What Batson really means
Submitted by Free Mumia (not verified) on Fri, 10/31/2008 - 6:30pmFrom FreeMumia.com:
On July 22, the Third Circuit Court ruled against Mumia's en banc appeal requesting that the entire court hear his appeal, instead of just the three-judge panel of Thomas Ambro, Anthony Scirica, and Robert Cowen, who previously ruled against a new guilt-phase trial on March 27, 2008. Ruling against three different appeal issues, the court refused to grant either a new guilt-phase trial or a preliminary hearing that could have led to a new guilt-phase trial for Mumia. However, on the issue of racist jury selection, also known as the Batson claim, the three judge panel of split 2-1, with Ambro dissenting.
The 1986 Batson v. Kentucky ruling established the right to a new trial if jurors were excluded on the basis of race. At the 1982 trial Prosecutor McGill used 10 of his 15 peremptory strikes to remove otherwise acceptable black jurors, yet the court ruled that there was not even the appearance of discrimination.

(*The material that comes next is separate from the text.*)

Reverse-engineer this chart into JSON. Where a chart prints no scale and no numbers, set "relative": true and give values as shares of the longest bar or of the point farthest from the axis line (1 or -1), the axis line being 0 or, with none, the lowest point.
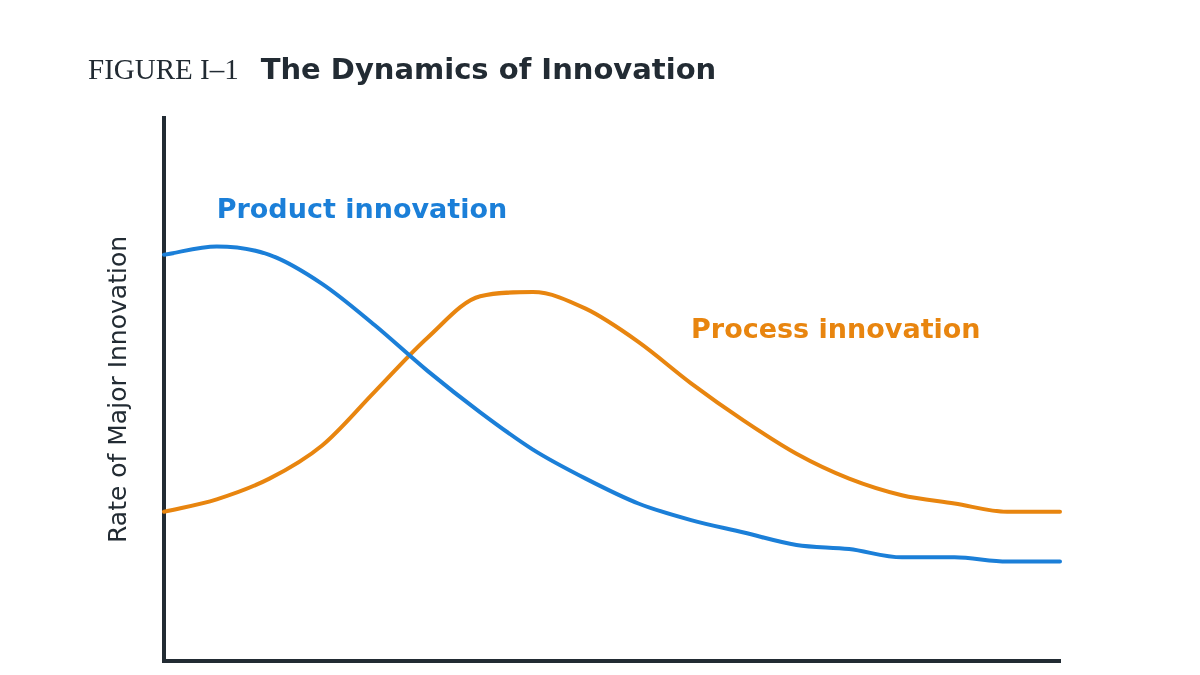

In his dissenting opinion, Ambro wrote that the denial of a preliminary Batson hearing “goes against the grain of our prior actions…I see no reason why we should not afford Abu-Jamal the courtesy of our precedents.”
---On May 17, before The US Third Circuit Court of Appeals, Christina Swarns of the NAACP Legal Defense Fund argued that that there is strong evidence of racist jury selection at the 1982 trial. The LDF Amicus Brief concludes, “it becomes abundantly clear that he has set forth a prima facie case of discrimination,” based on the standards established by the US Supreme Court’s 1986 Batson v. Kentucky ruling, establishing a defendant’s right to a new trial if proven that jurors were excluded on the basis of race.
---The LDF argues that DA prosecutor McGill's conduct “strongly suggested discriminatory intent,” and other evidence “strongly suggests” that this discrimination “was common practice,” in the DA's office. At Abu-Jamal’s trial, McGill used 10-11 of his 15 peremptory challenges to remove otherwise acceptable black jurors.
---Philadelphia was over 40% black, but the jury had 10 whites and only 2 blacks. A survey of homicide cases tried by McGill from Sept., 1981 to Oct., 1983, reveals, “the odds that Mr. McGill would peremptorily challenge an African-American potential juror were 8.47 times greater than for non-black jurors.”
---From 1977-1986 (when current Pennsylvania Governor Ed Rendell was the District Attorney), Philadelphia prosecutors struck 58% of black jurors, but only 22% of the white jurors.